Really? Can you direct me toward some of those other ways? I am 58 years old and I am running out of ideas.
James E. Powell
@Scotty:
One doesn’t need to improve the academic lives of students to get a positive check mark for education on one’s candidate resume. It’s a bit like the budget/entitlements check mark: you don’t do it for the people, you do it for the donors.
Arne Duncan didn’t make Chicago schools any better, but look where he is. Antonio Villarraigosa did nothing for students with his program for LAUSD schools, but he still gets props for it from the people who matter: the corporate press/media and big money donors.
A candidate for national office needs to show that he or she is “tough” and all about “accountability.” That means anti-teachers’ unions, pro-corporate charters. The totebaggers – many of whom did not got to public school and do not send their children to public schools – totally believe the Waiting For Superman & Won’t Back Down arguments. They do not, by the way, support anything like more money for schools attended by other peoples’ children.
Mnemosyne
@James E. Powell:
Speaking of programs that actually work, did you see this LA Times article over the weekend about USC’s scholarship program for neighborhood kids?
http://www.latimes.com/local/la-me-usc-scholarships-20130903,0,3086089,full.story
Logan
I was forced to resign after transferring closer to home last year. I regularly received proficient/outstanding ratings at my prior school, but found myself saddled with no classroom, 4 preps, and a school which was out of control. The Assistant Principal was pissed because no one would fill out her detailed lesson plans on line because there was NO TIME to do them so two of us “new” teachers became her projects. She also insisted that in a high school history class you should do notes for no more than 20 minutes in a block class (84 minutes) including for AP when she knew the students never studied a lick at home (school was 60-75% free and reduced lunch).
Next thing I know I’m getting dinged for not returning work back quickly enough and marked as “developing” in content knowledge for a class I’ve taught for 6 straight years and have received AP training in because she didn’t have proof in a unit plan that I knew my subject matter (yet the biology teacher transferred with 0 grades for the entire 2nd quarter for her classes but I am @#$%$&! developing).
Currently going to substitute in private schools, but now I have these hr firms telling me that after 15 years in education I’m not qualified to teach/train adults because I’ve never worked with them.
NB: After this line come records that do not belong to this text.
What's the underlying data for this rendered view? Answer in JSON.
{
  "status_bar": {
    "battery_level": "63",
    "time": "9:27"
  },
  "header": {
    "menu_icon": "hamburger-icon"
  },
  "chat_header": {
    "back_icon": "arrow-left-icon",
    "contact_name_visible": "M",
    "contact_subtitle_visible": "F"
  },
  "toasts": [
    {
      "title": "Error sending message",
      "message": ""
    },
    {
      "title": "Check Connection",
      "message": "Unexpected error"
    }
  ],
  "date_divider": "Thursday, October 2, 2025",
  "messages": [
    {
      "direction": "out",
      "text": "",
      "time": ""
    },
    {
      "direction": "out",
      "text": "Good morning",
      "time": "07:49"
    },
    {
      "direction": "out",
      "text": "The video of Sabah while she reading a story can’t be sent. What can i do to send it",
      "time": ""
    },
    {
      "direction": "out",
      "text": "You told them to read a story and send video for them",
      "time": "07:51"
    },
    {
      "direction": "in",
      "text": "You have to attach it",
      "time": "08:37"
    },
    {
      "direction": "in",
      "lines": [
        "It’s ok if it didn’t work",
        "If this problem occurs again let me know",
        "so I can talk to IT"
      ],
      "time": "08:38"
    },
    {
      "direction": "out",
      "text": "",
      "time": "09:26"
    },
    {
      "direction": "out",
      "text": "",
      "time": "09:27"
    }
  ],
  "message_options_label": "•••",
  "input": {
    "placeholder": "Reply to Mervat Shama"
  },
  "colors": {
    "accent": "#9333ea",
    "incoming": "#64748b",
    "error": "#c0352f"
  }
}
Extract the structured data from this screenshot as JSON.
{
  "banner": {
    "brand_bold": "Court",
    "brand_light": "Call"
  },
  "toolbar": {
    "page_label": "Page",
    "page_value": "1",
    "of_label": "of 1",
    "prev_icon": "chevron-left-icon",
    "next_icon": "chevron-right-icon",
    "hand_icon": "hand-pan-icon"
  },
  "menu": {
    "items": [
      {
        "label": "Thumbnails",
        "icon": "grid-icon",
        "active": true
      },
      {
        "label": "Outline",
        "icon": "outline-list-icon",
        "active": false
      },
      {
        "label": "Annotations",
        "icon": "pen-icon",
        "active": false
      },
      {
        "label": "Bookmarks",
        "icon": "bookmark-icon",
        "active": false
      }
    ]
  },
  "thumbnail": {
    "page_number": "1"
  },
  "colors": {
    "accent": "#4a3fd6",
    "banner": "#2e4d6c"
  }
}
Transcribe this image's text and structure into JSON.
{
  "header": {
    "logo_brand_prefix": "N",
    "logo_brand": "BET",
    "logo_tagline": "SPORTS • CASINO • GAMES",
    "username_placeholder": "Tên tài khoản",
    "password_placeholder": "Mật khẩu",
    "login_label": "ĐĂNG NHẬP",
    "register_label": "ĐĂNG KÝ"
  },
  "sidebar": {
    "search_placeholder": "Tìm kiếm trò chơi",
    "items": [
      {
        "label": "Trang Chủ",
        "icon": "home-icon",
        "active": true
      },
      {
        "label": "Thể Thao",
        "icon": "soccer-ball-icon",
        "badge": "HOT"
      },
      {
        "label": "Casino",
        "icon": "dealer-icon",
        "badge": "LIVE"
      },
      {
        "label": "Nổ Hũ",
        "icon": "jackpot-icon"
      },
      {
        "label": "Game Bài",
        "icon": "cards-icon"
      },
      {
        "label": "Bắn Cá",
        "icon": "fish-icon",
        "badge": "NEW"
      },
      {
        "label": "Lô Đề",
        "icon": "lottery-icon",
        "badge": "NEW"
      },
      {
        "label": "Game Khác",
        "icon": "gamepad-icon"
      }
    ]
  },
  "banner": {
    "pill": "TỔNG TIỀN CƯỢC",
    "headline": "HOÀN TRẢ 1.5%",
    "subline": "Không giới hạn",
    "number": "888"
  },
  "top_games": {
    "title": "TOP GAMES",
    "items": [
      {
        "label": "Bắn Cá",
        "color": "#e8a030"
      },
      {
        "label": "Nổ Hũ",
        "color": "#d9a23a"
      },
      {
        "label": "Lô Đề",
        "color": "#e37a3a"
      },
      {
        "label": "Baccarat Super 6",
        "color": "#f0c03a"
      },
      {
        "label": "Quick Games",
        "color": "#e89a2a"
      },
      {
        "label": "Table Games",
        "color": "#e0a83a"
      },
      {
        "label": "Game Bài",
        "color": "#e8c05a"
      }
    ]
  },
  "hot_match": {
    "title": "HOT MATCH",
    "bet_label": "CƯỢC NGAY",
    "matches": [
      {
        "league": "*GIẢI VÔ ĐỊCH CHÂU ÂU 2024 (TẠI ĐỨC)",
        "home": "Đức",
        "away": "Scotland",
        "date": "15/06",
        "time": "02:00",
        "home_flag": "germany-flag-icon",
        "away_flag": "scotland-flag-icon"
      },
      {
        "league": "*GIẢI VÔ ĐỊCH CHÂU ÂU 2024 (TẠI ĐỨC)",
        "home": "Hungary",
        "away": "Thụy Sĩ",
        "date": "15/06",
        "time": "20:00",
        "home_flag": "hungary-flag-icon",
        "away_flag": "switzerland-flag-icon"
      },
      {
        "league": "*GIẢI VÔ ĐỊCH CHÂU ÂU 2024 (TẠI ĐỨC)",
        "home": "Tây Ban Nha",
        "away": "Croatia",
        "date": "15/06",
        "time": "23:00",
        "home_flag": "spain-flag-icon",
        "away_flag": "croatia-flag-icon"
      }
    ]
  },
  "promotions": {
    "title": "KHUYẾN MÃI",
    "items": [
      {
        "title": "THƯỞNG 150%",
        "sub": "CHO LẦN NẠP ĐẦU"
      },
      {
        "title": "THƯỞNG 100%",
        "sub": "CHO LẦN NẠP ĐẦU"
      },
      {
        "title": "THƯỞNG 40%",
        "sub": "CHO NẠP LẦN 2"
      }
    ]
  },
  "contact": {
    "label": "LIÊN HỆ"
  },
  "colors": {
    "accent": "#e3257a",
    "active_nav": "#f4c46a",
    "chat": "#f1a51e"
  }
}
And people wonder why I’m constantly pissed off…
joan grim
@blueskies: The teacher rating scales are a form of Microsoft’s stacked ranking system.
http://www.vanityfair.com/online/daily/2012/07/microsoft-downfall-emails-steve-ballmer
They are designed for teacher, student & school failure thanks to Wall St’s favorite privatization tool Arne Duncan.
e.a.f.
Might I suggest the problem isn’t the teachers but rather the principle who is doing the rating. What exactly does he/she know about teaching. Principles are administrators and usually are far removed from the class room.
$35K for a teacher, you’ve got to be kidding? In B.C., Canada teachers on average, after a few years of teaching make about $70K per yr and are the second lowest paid in Canada. In B.C., Canada, the secretaries and maintenace people make more than $35K. If the U.S.A. has problems with teachers perhaps they might start paying them more. They might also want to look at who the principles are. Like do they have a Masters in Education, as a min.? Problably not.